A Polícia Civil prendeu, na manhã desta terça-feira (13), o pastor da Igreja do Evangelho Quadrangular, Wilson Jorge Ferreira, 51 anos suspeito de abusar de, pelo menos, 15 fieis. Ele ficou conhecido como “maníaco da orelha”, já que sempre iniciava seus assédios lambendo as orelhas das vítimas.

Na última sexta-feira (9) a reportagem de O TEMPO divulgou história de mulheres que foram assediadas pelo pastor, que está há 25 anos a frente da igreja. Nesta terça ele foi preso em casa durante a Operação Libertação, que apreendeu também vários aparelhos eletrônicos do suspeito.

Os abusos

O pastor teria abusado, inclusive, de uma noiva que o escolheu como celebrante de seu casamento. Agora, após a primeira denúncia de uma fiel, a igreja afastou o pastor de suas funções, e a Polícia Civil abriu uma investigação. O Ministério Público de Minas Gerais (MPMG) também está no caso.

A abordagem às vítimas seria sempre a mesma, segundo as mulheres que o acusam. O pastor marcava uma reunião a portas fechadas com uma de suas “ovelhas” ou oferecia uma carona, afirmando ter algo sério a tratar com elas. Em seguida, se aproximava e lambia as orelhas de suas vítimas, por isso o apelido dado a ele.

O caso se tornou público quando, em 24 de fevereiro, em uma reunião com mais de 3.000 pastores, uma mulher invadiu a sede da congregação, na região Oeste da capital, gritando que precisava ser ouvida. “Ele me estuprou”, dizia a mulher. A cena foi gravada e divulgada em diversas redes sociais.

A Polícia Civil começou a investigar o caso poucos dias depois, quando uma outra vítima formalizou uma denúncia. A acusação foram apuradas pela delegada Larissa Mascotte. O Ministério Público também informou que há um processo em um curso, mas ele corre em sigilo.

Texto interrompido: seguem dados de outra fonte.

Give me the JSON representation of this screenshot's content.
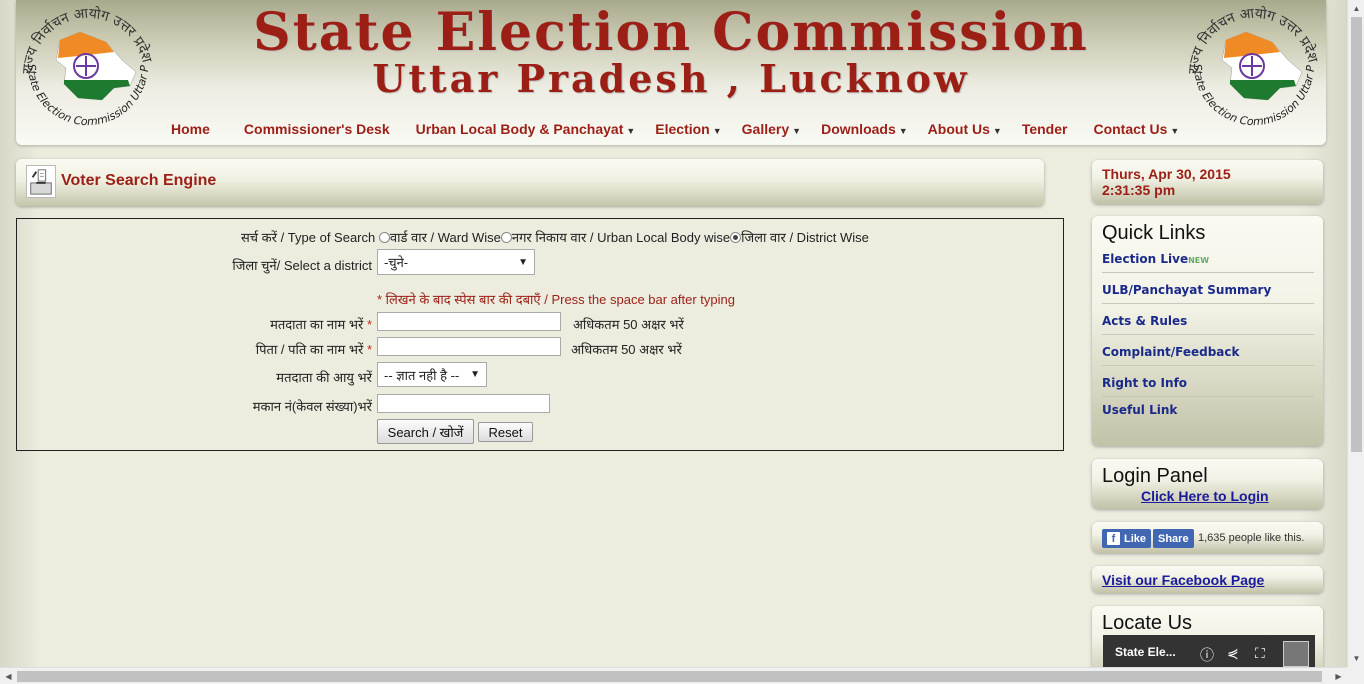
{
  "header": {
    "title": "State Election Commission",
    "subtitle": "Uttar Pradesh , Lucknow",
    "logo_text_top": "राज्य निर्वाचन आयोग उत्तर प्रदेश",
    "logo_text_bottom": "State Election Commission Uttar Pradesh"
  },
  "nav": [
    {
      "label": "Home",
      "dropdown": false
    },
    {
      "label": "Commissioner's Desk",
      "dropdown": false
    },
    {
      "label": "Urban Local Body & Panchayat",
      "dropdown": true
    },
    {
      "label": "Election",
      "dropdown": true
    },
    {
      "label": "Gallery",
      "dropdown": true
    },
    {
      "label": "Downloads",
      "dropdown": true
    },
    {
      "label": "About Us",
      "dropdown": true
    },
    {
      "label": "Tender",
      "dropdown": false
    },
    {
      "label": "Contact Us",
      "dropdown": true
    }
  ],
  "voter_search": {
    "title": "Voter Search Engine",
    "type_label": "सर्च करें / Type of Search",
    "radio_ward": "वार्ड वार / Ward Wise",
    "radio_ulb": "नगर निकाय वार / Urban Local Body wise",
    "radio_district": "जिला वार / District Wise",
    "selected_radio": "district",
    "district_label": "जिला चुनें/  Select a district",
    "district_value": "-चुने-",
    "hint": "* लिखने के बाद स्पेस बार की दबाएँ / Press the space bar after typing",
    "voter_name_label": "मतदाता का नाम भरें",
    "voter_name_value": "",
    "voter_name_limit": "अधिकतम 50 अक्षर भरें",
    "father_name_label": "पिता / पति का नाम भरें",
    "father_name_value": "",
    "father_name_limit": "अधिकतम 50 अक्षर भरें",
    "age_label": "मतदाता की आयु भरें",
    "age_value": "-- ज्ञात नही है --",
    "house_label": "मकान नं(केवल संख्या)भरें",
    "house_value": "",
    "required_mark": "*",
    "search_button": "Search / खोजें",
    "reset_button": "Reset"
  },
  "sidebar": {
    "date": "Thurs, Apr 30, 2015",
    "time": "2:31:35 pm",
    "quick_links_title": "Quick Links",
    "quick_links": [
      "Election Live",
      "ULB/Panchayat Summary",
      "Acts & Rules",
      "Complaint/Feedback",
      "Right to Info",
      "Useful Link"
    ],
    "live_badge": "NEW",
    "login_title": "Login Panel",
    "login_link": "Click Here to Login",
    "fb_like": "Like",
    "fb_share": "Share",
    "fb_count": "1,635 people like this.",
    "fb_page_link": "Visit our Facebook Page",
    "locate_title": "Locate Us",
    "map_title": "State Ele..."
  },
  "colors": {
    "brand_red": "#9c1f16",
    "link_blue": "#1a2a8a"
  }
}
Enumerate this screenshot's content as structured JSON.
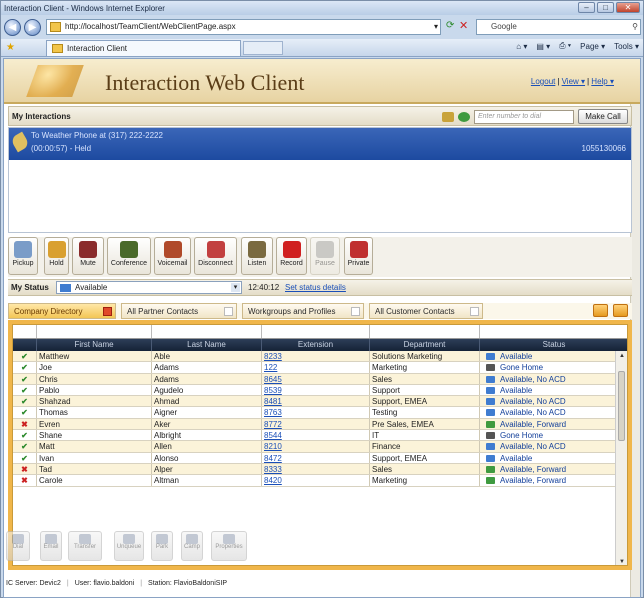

No altar. Nos últimos dias, O TEMPO ouviu sete mulheres que dizem ter sido vítimas de algum tipo de abuso. Uma delas foi uma mulher, que, em 2011, escolheu o pastor como celebrante de seu casamento por causa de sua propriedade impressionante para falar das “coisas de Deus”.

Algumas semanas antes da cerimônia, porém, Silva teria chamado a mulher em seu gabinete e a assediado. Em um outro caso, o pastor teria proposto levar uma vítima ao culto. No carro, ele a teria estuprado. “Ele sempre começa lambendo a orelha da gente”, afirmou uma vítima.

Igreja nega conhecimento de denúncias contra religioso

A Igreja do Evangelho Quadrangular afastou preventivamente o pastor Jorge Silva de suas atividades de seu núcleo religioso no bairro Salgado Filho, na região Oeste de Belo Horizonte. A igreja, contudo, afirmou nunca ter tido conhecimento de qualquer abuso envolvendo o religioso e informou que ele passou por diversos testes de comportamento.

“O pastor apresentou todas as certidões sobre sua conduta moral, sem nada que o desabonasse, tal como exigido pelo estatuto da igreja”, afirmou em nota. A Quadrangular também disse não ter sido notificada oficialmente sobre as denúncias.

O pastor já comandou igrejas nas regiões Oeste e Nordeste de BH, além de outra em Contagem. Questionada sobre a necessidade de transferir o religioso tantas vezes, a igreja disse que as mudanças ocorreram por solicitação dele.